NAIROBI, Kenya—Kenya incurred an estimated KES20 billion ($143 million–$150 million) in additional fuel import costs within the first two months of the ongoing Middle East conflict, underscoring the economy’s exposure to global oil price volatility.
Analysis by 350.org indicates the surge is already feeding into broader economic pressures, including inflation and rising food prices, with the full impact likely higher once indirect costs are accounted for.
The findings, presented in Nairobi, highlight the structural risks tied to Kenya’s dependence on imported fossil fuels. The additional spending on oil alone, analysts note, could have financed solar access for roughly 150,000 households.

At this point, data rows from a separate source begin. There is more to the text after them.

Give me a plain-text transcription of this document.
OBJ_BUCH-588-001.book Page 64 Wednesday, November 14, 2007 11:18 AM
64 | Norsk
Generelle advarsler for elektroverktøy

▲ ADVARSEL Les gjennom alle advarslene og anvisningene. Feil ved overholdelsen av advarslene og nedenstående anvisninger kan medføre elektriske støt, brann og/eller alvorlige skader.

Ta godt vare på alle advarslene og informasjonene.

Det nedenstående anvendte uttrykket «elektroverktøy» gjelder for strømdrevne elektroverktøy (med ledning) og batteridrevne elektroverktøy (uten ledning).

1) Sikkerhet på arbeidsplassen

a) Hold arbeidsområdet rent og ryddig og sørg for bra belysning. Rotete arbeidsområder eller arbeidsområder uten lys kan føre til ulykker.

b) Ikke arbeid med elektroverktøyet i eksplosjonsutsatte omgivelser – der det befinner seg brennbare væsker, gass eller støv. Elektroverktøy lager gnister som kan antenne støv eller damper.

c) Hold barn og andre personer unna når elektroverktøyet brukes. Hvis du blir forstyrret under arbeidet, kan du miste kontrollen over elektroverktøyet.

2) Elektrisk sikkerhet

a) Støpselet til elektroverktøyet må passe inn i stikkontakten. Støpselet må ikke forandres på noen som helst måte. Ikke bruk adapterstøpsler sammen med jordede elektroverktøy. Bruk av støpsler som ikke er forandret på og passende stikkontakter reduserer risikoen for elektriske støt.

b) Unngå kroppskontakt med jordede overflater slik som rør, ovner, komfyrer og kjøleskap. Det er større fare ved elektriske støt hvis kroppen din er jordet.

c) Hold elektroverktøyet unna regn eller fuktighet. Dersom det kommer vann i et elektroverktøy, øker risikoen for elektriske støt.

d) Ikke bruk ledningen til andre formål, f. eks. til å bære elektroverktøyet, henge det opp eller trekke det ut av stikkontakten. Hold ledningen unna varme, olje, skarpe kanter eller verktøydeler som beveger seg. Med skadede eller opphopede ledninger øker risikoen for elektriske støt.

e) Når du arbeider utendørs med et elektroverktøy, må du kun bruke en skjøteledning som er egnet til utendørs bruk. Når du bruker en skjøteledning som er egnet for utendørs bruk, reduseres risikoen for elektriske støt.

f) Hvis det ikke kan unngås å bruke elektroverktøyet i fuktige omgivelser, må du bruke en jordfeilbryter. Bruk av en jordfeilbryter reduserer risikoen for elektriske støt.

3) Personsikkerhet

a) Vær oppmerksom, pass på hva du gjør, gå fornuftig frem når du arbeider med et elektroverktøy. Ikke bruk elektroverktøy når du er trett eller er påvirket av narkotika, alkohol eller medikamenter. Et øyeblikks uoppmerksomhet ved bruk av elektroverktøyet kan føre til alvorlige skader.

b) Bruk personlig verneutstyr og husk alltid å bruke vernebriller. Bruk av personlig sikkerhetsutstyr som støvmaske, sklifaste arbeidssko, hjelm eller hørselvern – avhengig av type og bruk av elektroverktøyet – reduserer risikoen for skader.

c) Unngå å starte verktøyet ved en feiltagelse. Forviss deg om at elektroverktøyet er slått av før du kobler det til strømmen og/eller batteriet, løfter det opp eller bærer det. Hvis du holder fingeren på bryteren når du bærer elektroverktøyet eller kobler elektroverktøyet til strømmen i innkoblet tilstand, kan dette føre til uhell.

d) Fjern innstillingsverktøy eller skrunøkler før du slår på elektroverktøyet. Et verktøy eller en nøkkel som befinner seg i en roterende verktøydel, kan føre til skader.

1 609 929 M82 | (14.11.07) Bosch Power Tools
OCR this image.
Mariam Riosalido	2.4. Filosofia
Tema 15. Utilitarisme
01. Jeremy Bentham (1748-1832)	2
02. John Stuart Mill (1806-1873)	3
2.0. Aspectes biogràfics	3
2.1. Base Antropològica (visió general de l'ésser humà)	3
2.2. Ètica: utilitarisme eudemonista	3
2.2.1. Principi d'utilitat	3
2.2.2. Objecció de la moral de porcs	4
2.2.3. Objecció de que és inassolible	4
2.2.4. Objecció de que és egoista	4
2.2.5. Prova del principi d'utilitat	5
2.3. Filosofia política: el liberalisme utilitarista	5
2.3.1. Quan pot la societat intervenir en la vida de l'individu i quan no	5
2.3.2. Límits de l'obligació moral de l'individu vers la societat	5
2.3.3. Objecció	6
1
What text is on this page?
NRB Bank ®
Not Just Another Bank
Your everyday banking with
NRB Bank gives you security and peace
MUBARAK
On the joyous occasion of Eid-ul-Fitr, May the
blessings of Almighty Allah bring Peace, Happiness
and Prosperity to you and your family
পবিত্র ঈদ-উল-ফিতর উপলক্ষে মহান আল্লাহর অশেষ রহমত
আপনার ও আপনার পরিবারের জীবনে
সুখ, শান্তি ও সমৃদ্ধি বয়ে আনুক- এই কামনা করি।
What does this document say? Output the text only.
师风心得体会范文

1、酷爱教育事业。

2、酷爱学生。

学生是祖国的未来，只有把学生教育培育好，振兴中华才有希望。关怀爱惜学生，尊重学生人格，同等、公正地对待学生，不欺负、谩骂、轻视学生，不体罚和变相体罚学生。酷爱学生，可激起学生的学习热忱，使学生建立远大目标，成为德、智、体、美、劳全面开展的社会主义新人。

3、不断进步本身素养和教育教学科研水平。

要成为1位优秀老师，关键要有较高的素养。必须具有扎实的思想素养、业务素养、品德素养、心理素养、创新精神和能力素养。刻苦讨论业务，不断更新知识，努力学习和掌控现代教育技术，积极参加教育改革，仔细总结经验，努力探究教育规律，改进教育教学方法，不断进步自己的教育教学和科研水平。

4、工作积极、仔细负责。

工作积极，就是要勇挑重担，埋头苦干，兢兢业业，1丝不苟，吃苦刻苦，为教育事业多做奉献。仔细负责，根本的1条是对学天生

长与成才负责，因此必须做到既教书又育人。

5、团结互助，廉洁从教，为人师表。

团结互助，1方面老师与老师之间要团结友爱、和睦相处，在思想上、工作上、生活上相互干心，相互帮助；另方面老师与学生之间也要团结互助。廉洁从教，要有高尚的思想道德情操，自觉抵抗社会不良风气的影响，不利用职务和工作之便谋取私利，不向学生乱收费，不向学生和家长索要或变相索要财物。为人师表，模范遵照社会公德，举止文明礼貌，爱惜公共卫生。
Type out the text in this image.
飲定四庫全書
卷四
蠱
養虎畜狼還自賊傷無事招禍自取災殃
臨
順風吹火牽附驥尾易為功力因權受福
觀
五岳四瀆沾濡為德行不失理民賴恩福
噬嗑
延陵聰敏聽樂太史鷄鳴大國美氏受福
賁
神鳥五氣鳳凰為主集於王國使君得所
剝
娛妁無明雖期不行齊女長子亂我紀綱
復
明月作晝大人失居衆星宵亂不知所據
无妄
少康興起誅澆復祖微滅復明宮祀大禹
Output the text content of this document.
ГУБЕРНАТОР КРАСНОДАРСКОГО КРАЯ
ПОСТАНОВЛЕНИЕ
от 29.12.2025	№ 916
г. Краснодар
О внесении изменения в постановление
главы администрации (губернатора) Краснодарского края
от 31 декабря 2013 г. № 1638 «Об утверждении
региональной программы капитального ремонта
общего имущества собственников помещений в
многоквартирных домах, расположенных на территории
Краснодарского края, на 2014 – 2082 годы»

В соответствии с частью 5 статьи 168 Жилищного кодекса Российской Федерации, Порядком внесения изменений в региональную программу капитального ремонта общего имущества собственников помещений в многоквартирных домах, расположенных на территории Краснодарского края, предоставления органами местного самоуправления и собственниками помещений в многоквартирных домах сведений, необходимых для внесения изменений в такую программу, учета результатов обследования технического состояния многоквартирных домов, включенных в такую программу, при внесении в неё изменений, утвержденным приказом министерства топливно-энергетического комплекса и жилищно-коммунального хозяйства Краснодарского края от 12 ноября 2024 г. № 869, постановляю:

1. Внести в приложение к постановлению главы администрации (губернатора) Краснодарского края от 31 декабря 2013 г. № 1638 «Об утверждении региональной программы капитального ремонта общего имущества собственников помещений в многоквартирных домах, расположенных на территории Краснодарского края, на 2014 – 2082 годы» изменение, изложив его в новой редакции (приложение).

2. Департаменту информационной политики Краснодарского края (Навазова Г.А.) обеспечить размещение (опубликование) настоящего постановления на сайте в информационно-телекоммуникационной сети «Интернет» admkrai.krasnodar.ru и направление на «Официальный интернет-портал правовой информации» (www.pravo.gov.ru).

The report coincided with the launch of the “We Pay, They Profit” campaign, which calls for accelerated investment in decentralised renewable energy and policy measures to cushion consumers from recurring price shocks.
Energy experts say the latest spike reinforces the economic case for scaling local clean energy solutions to stabilise costs and reduce import exposure.
Amos Wemanya of Power Shift Africa said decentralised renewables offer a pathway to lower energy costs while strengthening long-term resilience.
Globally, oil and gas price increases could cost the economy up to $1 trillion by the end of 2026, according to 350.org, placing additional strain on import-dependent markets.
The latest price shock is likely to intensify policy focus on energy diversification, with renewables increasingly viewed as both a cost-control strategy and a long-term economic hedge.